A powerful typhoon that has claimed nearly 600 lives and left over others 500 unaccounted for in the Southern Philippines is now expected to hit the country's north, with fears rising of new casualties and devastation.
The country's weather bureau has issued strong storm alerts on the northern island of Luzon after Typhoon Bopha unexpectedly turned around. Officials urged residents to prepare to battle winds with an estimated force of up to 160 kilometers per hour in the country's northwest.
The approaching storm has increased pressure on the government to provide relief, as most of its resources are being directed to the south, where Bopha already made headlines.

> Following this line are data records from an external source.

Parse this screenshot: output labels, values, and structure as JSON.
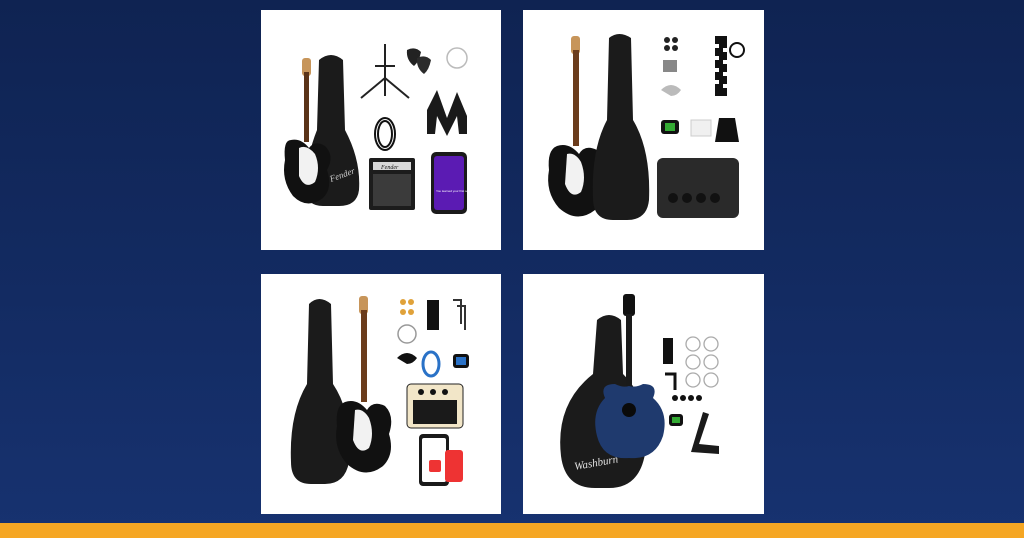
{
  "cards": [
    {
      "id": "kit-1",
      "brand_logo": "Fender",
      "amp_logo": "Fender",
      "app_screen_text": "You learned your first song on Fender!"
    },
    {
      "id": "kit-2"
    },
    {
      "id": "kit-3"
    },
    {
      "id": "kit-4",
      "brand_logo": "Washburn"
    }
  ],
  "colors": {
    "background_top": "#0f2352",
    "background_bottom": "#173270",
    "accent_bar": "#f5a623",
    "card": "#ffffff"
  }
}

The Philippines appealed for international aid for the south, where entire settlements have been destroyed and thousands left homeless.

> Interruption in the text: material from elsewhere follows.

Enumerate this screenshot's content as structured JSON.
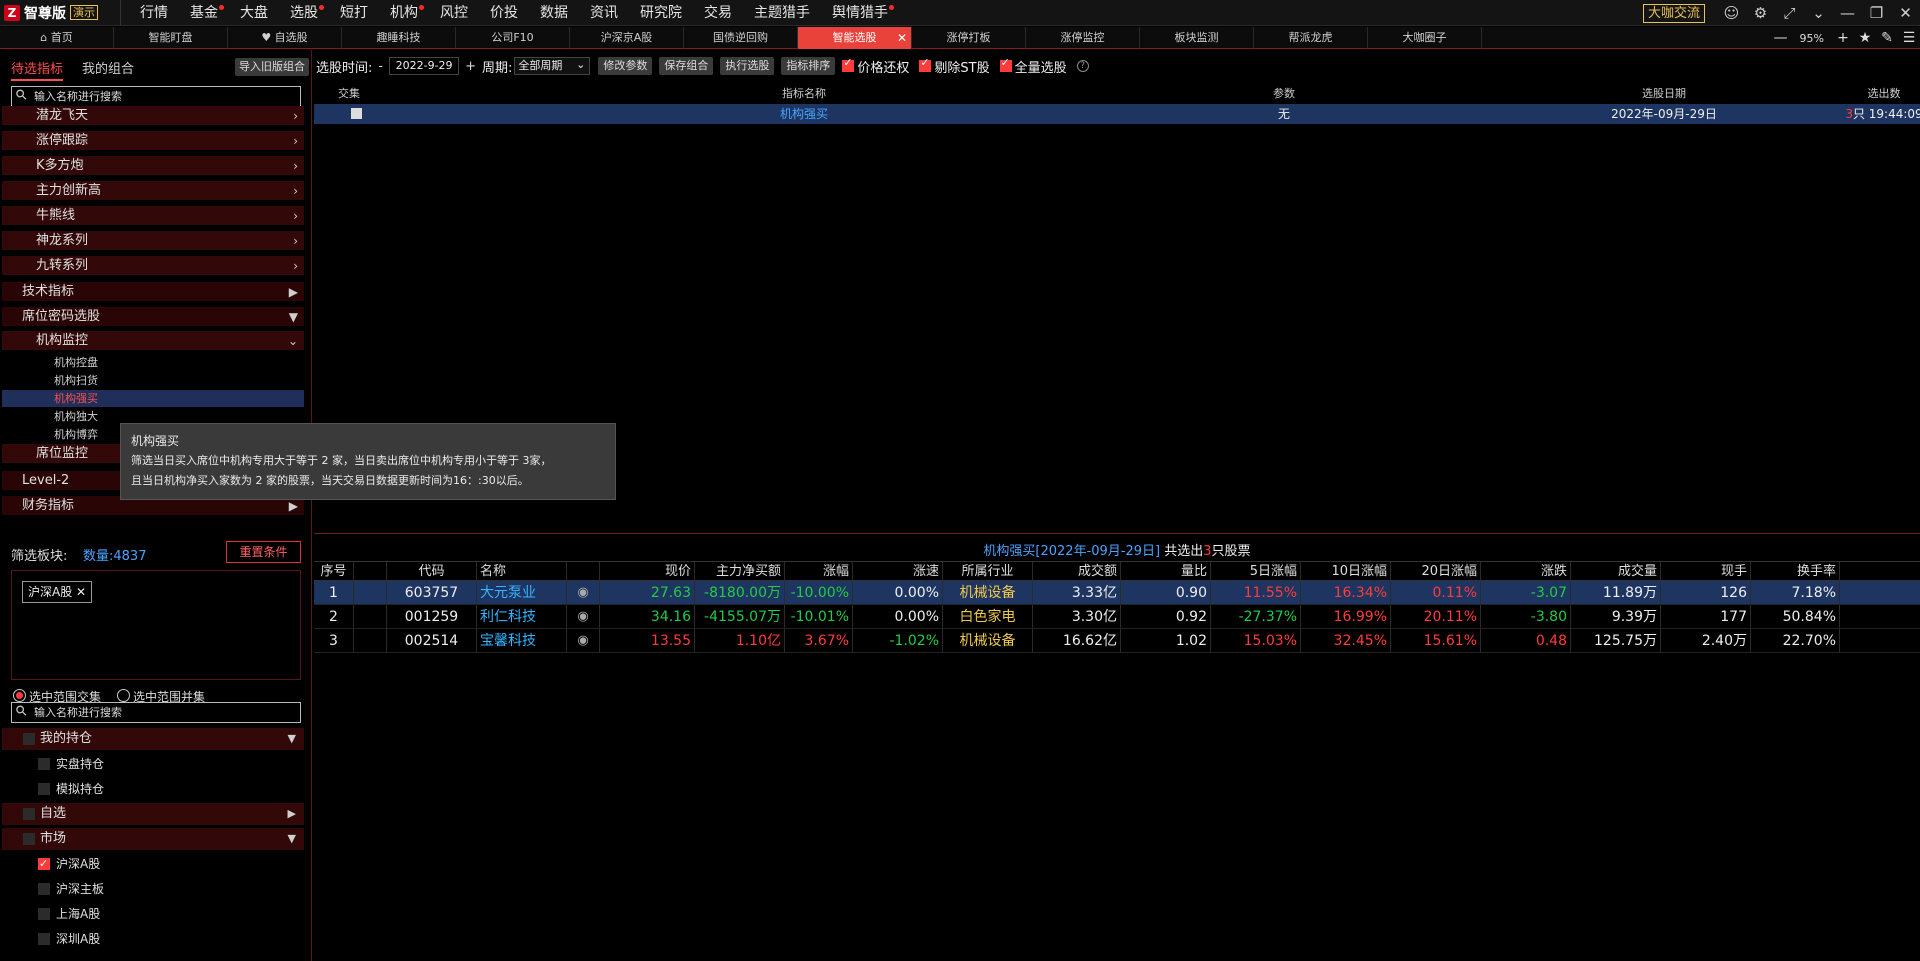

A UN representative assessed the damage as "100 per cent destruction" after aerial surveillance showed the extent of the devastation in the southern island of Mindanao.
“This is a very poor area where everyone is dependent on agriculture. If people can't earn money from crops, they won't be able to put food on the table for their families,” Imogen Wall, a spokeswoman for the UN office for the coordination of humanitarian affairs, told AFP.
President Benigno Aquino III on Friday declared a state of national emergency to speed up rescue and rehabilitation.
Typhoon Bopha, which hit the country on Tuesday, is the strongest storm to batter the Philippines this year from the Pacific Ocean, with gusts of up to 210 kilometers an hour.
At least 548 people have died and about 500 others are missing as a result of the storm. Around 400,000 remain homeless.